It’s never easy to fire someone but it’s sometimes necessary. Here’s how to do it the right way.
Nothing slows down a startup like bad hiring – expect when you keep those bad hires around for longer than you should. Without a doubt, the hardest part of building a startup is people. More specifically, it’s firing employees who aren’t performing.
When it comes to people, some just interview really well – they say all of the right things, present a great personality and have glowing references. But a few weeks after they start, you realize you’ve made a mistake and that they aren’t performing anywhere near what you expected.
At this point, most founders would sit them down and fire them straight away. That, however, is the completely wrong approach – unless you want to anger them and give them a reason to retaliate. The key to firing lies in 4 main principles, which are explained below.
First, an employee should see it coming. It never, ever makes sense to fire someone on the spot – unless they’ve done something illegal. An employee should always know in advance that being let go is a real possibility if they don’t improve.
Second, they should be given a chance to improve. They need to know exactly what you expect of them and should agree to meet that one key, measurable goal within a specific time period.
Third, their ego should never be damaged. If they can’t improve, you need to put yourself in their shoes and help them transition out of the role, without hurting their ego. Remember, most people can find a new job, but they have to break the bad news to their partner, kids and friends.
Assuming their termination is performance related, you should help them with the transition so they’re back on their feet as quickly as possible.
If they tried their best but simply couldn’t perform, it may just mean they weren’t right for that specific role, so you can help ease the transition out of your startup in a few ways:
- A reference letter / LinkedIn recommendation
- Reaching out to your network and referring them for open positions
- Offering 1-4 weeks severance so they have time to interview and find a new role
Fourth, you should never lie to your other employees about why the person was fired.
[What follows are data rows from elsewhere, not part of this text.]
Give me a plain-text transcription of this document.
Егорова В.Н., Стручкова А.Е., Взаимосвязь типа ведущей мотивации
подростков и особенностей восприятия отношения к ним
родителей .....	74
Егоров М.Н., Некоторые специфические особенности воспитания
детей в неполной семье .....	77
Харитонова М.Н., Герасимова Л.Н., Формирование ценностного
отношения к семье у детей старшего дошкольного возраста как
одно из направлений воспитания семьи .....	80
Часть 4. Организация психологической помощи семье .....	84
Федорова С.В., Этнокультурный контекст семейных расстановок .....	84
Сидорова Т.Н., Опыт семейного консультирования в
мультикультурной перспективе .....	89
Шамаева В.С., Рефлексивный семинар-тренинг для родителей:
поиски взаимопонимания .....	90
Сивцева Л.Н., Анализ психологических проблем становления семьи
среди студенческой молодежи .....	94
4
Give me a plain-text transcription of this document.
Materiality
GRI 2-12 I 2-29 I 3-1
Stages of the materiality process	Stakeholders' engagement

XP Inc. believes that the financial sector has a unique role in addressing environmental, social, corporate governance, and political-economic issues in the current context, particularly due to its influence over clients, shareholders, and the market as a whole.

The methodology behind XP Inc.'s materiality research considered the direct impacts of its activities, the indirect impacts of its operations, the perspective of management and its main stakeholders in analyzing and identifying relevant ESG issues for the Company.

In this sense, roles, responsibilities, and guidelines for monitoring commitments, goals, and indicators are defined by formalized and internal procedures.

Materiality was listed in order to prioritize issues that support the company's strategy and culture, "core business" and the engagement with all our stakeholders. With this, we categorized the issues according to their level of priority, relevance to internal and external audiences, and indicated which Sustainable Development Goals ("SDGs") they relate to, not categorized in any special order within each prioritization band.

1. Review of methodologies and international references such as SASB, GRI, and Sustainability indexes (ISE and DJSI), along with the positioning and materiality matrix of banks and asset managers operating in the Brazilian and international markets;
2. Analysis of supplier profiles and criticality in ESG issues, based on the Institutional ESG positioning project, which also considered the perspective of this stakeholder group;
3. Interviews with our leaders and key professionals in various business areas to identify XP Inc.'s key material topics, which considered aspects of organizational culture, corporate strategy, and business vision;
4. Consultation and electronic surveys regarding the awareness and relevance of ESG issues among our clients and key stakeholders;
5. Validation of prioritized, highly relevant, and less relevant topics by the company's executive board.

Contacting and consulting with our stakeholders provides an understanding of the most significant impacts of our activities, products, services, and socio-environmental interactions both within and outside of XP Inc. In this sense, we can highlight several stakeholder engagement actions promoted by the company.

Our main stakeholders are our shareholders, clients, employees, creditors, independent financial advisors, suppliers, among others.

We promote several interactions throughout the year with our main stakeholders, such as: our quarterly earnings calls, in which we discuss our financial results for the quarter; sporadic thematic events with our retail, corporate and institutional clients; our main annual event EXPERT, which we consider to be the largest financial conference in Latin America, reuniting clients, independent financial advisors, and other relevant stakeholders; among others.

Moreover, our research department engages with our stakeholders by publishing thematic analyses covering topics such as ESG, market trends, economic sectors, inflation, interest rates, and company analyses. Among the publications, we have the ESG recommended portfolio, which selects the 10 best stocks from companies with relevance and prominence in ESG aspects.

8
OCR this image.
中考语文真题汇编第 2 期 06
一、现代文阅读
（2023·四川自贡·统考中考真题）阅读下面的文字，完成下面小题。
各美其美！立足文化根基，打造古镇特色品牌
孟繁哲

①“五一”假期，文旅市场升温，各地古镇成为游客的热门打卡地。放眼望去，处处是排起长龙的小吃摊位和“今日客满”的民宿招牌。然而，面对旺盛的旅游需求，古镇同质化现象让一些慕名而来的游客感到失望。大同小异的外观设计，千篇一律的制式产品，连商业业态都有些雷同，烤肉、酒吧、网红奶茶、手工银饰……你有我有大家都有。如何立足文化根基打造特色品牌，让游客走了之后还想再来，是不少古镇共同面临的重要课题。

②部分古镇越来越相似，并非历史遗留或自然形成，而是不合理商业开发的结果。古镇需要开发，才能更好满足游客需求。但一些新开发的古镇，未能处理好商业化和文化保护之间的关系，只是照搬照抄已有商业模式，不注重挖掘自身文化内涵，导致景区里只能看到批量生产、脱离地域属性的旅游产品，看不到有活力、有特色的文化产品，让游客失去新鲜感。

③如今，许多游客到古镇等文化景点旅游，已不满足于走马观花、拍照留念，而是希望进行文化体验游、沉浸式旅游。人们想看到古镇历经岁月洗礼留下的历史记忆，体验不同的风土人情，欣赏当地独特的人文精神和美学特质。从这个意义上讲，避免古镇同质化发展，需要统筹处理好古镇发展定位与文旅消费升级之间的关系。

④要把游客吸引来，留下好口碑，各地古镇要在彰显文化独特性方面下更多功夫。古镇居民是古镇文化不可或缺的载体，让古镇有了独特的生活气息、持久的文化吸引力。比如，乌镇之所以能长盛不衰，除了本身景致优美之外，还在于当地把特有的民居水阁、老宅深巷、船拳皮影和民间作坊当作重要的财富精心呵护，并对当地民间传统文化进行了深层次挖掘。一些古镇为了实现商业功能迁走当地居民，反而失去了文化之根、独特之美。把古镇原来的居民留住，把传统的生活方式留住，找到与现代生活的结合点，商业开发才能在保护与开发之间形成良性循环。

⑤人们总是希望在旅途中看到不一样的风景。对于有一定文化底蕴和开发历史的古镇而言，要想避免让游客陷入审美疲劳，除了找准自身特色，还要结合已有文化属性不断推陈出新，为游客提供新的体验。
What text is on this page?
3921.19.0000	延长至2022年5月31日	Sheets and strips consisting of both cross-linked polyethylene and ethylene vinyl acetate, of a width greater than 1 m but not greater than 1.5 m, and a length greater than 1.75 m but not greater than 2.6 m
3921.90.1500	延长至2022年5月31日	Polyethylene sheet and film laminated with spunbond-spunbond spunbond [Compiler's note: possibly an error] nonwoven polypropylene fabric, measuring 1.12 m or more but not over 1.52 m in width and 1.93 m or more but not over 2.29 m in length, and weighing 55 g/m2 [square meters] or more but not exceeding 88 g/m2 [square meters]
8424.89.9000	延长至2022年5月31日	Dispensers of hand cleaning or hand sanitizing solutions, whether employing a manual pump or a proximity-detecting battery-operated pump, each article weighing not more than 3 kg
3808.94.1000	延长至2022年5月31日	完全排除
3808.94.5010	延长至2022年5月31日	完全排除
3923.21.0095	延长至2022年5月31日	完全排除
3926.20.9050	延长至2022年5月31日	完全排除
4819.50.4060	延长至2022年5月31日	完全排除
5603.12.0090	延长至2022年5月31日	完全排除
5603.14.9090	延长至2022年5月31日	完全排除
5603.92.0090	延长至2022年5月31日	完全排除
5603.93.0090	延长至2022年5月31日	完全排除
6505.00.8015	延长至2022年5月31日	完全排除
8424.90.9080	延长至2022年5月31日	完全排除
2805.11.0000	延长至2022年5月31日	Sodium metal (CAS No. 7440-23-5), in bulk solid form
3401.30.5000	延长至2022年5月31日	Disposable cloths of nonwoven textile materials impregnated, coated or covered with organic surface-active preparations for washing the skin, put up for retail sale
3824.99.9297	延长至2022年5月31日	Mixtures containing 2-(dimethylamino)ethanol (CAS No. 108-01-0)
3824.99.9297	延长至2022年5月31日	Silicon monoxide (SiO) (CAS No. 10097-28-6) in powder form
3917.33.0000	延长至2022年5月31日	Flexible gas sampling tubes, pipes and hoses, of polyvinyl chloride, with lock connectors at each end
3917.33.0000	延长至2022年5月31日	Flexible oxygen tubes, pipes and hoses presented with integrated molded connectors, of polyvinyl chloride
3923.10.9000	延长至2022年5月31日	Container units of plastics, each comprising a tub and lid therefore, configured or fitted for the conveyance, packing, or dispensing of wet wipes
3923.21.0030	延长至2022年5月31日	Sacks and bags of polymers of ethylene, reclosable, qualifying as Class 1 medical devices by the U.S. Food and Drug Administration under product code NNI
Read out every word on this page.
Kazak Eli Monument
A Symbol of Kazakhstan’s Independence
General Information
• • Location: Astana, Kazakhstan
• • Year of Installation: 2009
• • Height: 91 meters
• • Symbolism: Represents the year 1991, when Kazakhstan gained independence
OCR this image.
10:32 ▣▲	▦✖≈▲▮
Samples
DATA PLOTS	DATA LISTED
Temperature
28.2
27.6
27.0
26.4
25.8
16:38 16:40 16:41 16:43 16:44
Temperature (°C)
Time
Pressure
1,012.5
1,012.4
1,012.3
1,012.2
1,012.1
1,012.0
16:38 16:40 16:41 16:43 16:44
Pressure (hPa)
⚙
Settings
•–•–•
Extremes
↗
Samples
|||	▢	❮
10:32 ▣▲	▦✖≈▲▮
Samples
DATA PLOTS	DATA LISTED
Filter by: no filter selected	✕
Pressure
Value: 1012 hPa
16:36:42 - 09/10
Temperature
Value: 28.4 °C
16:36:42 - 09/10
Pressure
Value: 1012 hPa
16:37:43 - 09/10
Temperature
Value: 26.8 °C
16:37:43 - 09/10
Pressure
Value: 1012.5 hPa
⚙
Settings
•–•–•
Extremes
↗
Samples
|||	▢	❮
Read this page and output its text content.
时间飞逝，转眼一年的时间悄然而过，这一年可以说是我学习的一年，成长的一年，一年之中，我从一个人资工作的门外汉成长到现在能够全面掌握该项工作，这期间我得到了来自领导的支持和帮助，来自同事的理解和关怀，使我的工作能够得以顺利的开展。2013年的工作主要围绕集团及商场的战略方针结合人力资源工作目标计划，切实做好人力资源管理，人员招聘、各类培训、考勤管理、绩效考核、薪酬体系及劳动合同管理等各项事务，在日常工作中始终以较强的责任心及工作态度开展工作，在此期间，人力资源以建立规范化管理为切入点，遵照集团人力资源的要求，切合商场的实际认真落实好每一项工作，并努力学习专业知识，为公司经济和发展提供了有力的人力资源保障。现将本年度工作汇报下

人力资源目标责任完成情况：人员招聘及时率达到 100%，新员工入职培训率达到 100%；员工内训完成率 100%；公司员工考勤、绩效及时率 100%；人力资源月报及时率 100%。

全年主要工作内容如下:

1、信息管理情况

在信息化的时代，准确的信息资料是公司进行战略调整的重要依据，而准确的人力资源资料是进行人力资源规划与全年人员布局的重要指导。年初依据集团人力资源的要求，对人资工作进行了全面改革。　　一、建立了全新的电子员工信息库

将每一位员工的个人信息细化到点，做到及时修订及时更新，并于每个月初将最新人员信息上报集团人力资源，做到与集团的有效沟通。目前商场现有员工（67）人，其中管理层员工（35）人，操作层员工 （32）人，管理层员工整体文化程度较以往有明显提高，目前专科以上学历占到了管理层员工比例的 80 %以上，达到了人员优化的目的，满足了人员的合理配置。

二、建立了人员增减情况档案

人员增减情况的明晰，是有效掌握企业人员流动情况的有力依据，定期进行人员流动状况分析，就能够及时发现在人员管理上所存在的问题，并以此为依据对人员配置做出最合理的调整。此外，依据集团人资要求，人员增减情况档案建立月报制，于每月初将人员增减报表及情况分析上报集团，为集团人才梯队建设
Be brief, but make it clear they were fired for performance reasons.
This helps set a culture based on performance, not politics or tenure. This is one of the foundational elements all startups use to drive continual performance.
Always communicate the firing to your team and give the person who was fired a chance to say goodbye to their colleagues. If they are a genuinely great person that just couldn’t perform, also consider farewell drinks or a lunch for them, especially if they’ve been around for a while.